Sabía que Wendy ejercía siempre una especie de fascinación sobre él, pese a llevar tantos años divorciado y pese a los disgustos que le daba.

—Dios mío —dijo Osano—. Eso es precisamente lo que necesito.

Pero sonrió. Sabía lo que quería decir. Que quizás el pegar a las mujeres no le desagradase tanto, aunque quería demostrarme que me equivocaba.

—Wendy fue la única mujer de todas las que tuve que me hizo pegarle —dijo—. Las demás jodían con mis mejores amigos, me robaban dinero, me exigieron pensión, contaron mentiras sobre mí, pero nunca les pegué. Ni siquiera las odié. Soy buen amigo de todas ellas. Pero esa jodida Wendy es un caso especial. No se parece a ninguna. Si hubiese seguido casado con ella, habría acabado matándola.

Pero el caso del estrangulamiento del perro de aguas había corrido por los círculos literarios de Nueva York. Osano temía que pudiese afectar a sus posibilidades de conseguir el Nobel.

—A esos jodidos escandinavos les encantan los perros —decía.

Aceleró su campaña activa por el Nobel mandando cartas a todos sus amigos y conocidos del gremio. Siguió escribiendo artículos y comentarios sobre las obras de crítica más importantes en nuestra publicación. Además de ensayos sobre literatura que a mí siempre me parecieron pura palabrería. Muchas veces, al entrar en su oficina, le veía trabajando en su novela, llenando hojas pautadas amarillas. Su gran novela, porque era lo único que escribía con calma.
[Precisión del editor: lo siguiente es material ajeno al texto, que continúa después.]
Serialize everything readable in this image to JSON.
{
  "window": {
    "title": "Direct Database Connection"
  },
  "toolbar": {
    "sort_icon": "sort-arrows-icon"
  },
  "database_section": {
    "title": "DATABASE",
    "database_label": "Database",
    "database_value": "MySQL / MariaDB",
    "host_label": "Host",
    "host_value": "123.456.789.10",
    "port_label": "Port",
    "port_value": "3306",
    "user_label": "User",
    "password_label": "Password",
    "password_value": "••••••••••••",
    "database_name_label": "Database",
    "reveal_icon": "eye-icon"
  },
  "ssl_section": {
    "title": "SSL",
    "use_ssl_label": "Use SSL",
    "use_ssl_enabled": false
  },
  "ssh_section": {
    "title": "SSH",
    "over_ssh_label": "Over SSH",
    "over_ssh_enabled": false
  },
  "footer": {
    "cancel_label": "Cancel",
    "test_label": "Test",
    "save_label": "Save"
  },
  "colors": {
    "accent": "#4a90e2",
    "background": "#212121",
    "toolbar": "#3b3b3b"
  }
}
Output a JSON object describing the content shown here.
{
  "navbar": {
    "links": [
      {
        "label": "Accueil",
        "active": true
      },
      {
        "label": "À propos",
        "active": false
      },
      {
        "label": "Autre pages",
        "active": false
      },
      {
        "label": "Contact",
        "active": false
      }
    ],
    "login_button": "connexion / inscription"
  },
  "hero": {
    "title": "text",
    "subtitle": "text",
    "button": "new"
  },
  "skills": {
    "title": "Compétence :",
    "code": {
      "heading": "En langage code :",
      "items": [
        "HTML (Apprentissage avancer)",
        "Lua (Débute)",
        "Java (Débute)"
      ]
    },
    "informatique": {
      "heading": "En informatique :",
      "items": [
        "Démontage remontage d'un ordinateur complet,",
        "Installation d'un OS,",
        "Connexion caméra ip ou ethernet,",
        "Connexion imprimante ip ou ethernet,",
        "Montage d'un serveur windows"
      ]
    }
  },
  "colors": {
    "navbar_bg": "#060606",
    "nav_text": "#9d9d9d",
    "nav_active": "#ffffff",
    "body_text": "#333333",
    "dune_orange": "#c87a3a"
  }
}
El resto se limitaba a teclearlo con dos dedos en la máquina, en aquella mesa suya de ejecutivo, atestada de libros. Nunca vi escribir a nadie tan deprisa a máquina pese a que escribía con sólo dos dedos. Era literalmente como una ametralladora. Y escribiendo así, como una ametralladora, redactó la definición de lo que debía ser la gran novela norteamericana, explicó por qué Inglaterra ya no producía grandes obras de ficción, salvo en el género de espionaje, desmenuzó las últimas obras y a veces la obra completa de tipos como Faulkner, Mailer, Styron, Jones, cualquiera que pudiese significar competencia para el Nobel. Era tan inteligente, manejaba un lenguaje tan intenso, que convencía. Publicando toda aquella basura, destrozaba a sus adversarios y dejaba el campo despejado para él. El único problema era que cuando se acudía a su propia obra, sólo sus dos primeras novelas, publicadas veinte años atrás, podían darle base seria para una reputación literaria. El resto de sus novelas y ensayos no era tan bueno.

La verdad era que en los últimos diez años había perdido bastante de su popularidad y de su reputación literaria. Había publicado demasiados libros hechos precipitadamente, se había hecho demasiados enemigos por aquel pretencioso modo suyo de dirigir la publicación. Incluso cuando adulaba, alabando a figuras literarias poderosas, lo hacía con tal arrogancia y menosprecio, mezclándose él mismo de algún modo (su artículo sobre Einstein, por ejemplo, había versado tanto sobre Einstein como sobre él mismo), que se ganaba la enemistad de la gente a la que estaba dando coba. Escribió una cosa que provocó un auténtico escándalo. Dijo que la inmensa diferencia entre la literatura francesa y la inglesa del siglo XIX era que los escritores franceses tenían abundantes relaciones sexuales y los ingleses no. Nuestros lectores se enfurecieron.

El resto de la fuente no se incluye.